As a young black candidate who is now bankrolled by some of the Democratic Party’s top donors, Mr. Gillum could energize a base of millennial and minority voters who aren’t excited by Mr. Nelson’s candidacy and might otherwise stay home on Election Day, according to several Florida analysts.
“The reason for that thought is that it is the governor’s race that is mobilizing younger and minority voters, not the U.S. Senate race,” said Susan MacManus, a political science professor at the University of South Florida.
Of course, this is all what might be called reasonable speculation at this point, as Ms.

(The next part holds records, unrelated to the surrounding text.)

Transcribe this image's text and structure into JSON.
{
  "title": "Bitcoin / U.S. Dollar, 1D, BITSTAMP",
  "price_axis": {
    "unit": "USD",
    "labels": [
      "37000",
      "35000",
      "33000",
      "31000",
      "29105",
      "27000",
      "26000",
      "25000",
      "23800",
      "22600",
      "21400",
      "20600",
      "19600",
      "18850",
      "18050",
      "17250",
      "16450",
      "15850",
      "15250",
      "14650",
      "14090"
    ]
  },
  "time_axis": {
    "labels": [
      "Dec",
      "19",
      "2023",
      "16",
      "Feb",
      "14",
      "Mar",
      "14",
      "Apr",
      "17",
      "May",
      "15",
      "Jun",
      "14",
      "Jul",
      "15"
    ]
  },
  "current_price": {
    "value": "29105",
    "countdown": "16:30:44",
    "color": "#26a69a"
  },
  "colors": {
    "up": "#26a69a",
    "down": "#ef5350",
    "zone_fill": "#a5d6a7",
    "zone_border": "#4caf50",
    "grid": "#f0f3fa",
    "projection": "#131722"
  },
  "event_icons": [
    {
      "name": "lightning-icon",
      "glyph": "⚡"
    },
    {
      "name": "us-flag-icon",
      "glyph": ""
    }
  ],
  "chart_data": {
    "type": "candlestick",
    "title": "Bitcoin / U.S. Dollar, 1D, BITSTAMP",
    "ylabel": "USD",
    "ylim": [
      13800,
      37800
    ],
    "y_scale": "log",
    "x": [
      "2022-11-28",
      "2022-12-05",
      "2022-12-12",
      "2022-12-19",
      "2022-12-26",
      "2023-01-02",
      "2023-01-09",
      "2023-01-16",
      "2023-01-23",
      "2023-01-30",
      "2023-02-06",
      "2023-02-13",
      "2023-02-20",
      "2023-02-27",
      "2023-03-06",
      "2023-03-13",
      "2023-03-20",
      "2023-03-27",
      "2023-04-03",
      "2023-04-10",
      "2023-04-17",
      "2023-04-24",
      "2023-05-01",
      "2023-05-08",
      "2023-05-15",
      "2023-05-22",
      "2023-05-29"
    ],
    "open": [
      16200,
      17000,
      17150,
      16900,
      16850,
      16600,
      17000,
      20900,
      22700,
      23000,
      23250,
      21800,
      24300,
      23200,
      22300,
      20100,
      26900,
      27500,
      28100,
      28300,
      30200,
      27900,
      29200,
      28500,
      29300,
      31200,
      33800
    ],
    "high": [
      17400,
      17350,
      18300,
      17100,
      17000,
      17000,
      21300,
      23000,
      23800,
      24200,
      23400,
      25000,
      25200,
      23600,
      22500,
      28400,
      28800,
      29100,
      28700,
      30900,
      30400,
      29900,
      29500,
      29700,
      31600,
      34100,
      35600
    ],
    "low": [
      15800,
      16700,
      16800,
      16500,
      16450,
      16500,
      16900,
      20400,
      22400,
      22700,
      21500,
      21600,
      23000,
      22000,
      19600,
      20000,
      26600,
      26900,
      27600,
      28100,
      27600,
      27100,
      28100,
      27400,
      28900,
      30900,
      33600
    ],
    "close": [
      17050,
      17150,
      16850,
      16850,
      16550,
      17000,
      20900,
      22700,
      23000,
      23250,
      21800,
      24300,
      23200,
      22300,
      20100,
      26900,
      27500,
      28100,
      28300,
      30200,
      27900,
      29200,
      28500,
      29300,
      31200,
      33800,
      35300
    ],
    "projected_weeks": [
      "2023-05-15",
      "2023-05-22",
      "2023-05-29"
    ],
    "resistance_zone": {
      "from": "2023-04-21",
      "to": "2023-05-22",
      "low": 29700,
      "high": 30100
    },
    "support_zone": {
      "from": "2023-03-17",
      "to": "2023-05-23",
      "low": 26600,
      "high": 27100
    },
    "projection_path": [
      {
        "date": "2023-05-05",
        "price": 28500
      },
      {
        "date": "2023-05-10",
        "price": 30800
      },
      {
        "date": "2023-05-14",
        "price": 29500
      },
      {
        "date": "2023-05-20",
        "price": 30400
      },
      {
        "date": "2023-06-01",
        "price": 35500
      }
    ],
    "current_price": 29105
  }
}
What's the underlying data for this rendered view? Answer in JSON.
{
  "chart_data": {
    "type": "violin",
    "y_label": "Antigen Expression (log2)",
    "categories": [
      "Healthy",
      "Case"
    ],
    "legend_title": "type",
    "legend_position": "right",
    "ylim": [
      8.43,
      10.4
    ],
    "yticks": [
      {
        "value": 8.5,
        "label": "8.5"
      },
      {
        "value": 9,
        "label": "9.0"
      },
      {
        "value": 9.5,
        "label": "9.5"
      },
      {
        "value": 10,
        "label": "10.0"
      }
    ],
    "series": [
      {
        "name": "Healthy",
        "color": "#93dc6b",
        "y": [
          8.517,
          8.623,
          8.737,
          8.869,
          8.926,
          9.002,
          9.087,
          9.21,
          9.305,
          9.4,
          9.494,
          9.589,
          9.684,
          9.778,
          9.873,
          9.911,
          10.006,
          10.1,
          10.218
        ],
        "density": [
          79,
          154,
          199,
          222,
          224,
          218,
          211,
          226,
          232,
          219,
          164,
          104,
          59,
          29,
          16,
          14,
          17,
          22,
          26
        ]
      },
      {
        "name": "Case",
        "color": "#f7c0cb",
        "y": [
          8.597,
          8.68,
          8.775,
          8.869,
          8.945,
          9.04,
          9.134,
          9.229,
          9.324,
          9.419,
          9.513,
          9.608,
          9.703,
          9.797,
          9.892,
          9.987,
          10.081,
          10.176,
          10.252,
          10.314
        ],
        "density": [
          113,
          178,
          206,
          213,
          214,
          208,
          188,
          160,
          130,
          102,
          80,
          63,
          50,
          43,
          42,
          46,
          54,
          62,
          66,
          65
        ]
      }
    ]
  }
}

MacManus acknowledged.
“The result will not be apparent until after the election when we get a good picture of the turnout patterns,” she said.
In Texas, Republicans are working hard to influence those patterns, and as with the cash, there is a symbiotic pattern to the work.
Mr. Abbott never fully dismantled his campaign apparatus when he won the governor’s election in 2014, and his re-election bid was able to plug right in to existing offices and staff. They have built what they call “Abbott U,” a training ground for Republican workers that are able to proselytize on behalf of the entire GOP ticket.
“This congressional election is a lot more competitive than usual and we have an excellent relationship with all our candidates,” said Dave Carney, the CEO of Norway Hill Associates who helped design “Abbott U.” The coursework is intense but short — basically a 4-hour seminar followed by four 45-minute video courses.
“It’s a way of creating what you might call ‘super volunteers,’” said John Wittman, press secretary for Mr. Abbott’s re-election campaign.
In a little over a year, this volunteer army has fanned out across Texas, following an algorithm that allows them to identify likely Republican voters and actually speak to them because “an actual conversation has seven times the value of someone seeing a television ad,” according to Mr. Carney’s calculus.
“The volunteers have talked to 2.1 million voters — not just door knocks, conversations,” Mr. Wittman said. “You can’t possibly talk to everybody but if we just wanted to deliver campaign literature we’d use the mail. We go to targeted doors.”
The O’Rourke campaign has a similar effort that involves Mr. O’Rourke crisscrossing the state and appearing in every county. But in the Lone Star State, the Republicans have a built-in advantage which, if tapped, should spell electoral success for GOP candidates for the senate, the governor’s mansion and beyond.
“The Democrats love to say they’d win elections if they could generate more turnout, but in reality there are more of our votes out there than theirs,” Mr. Carney said.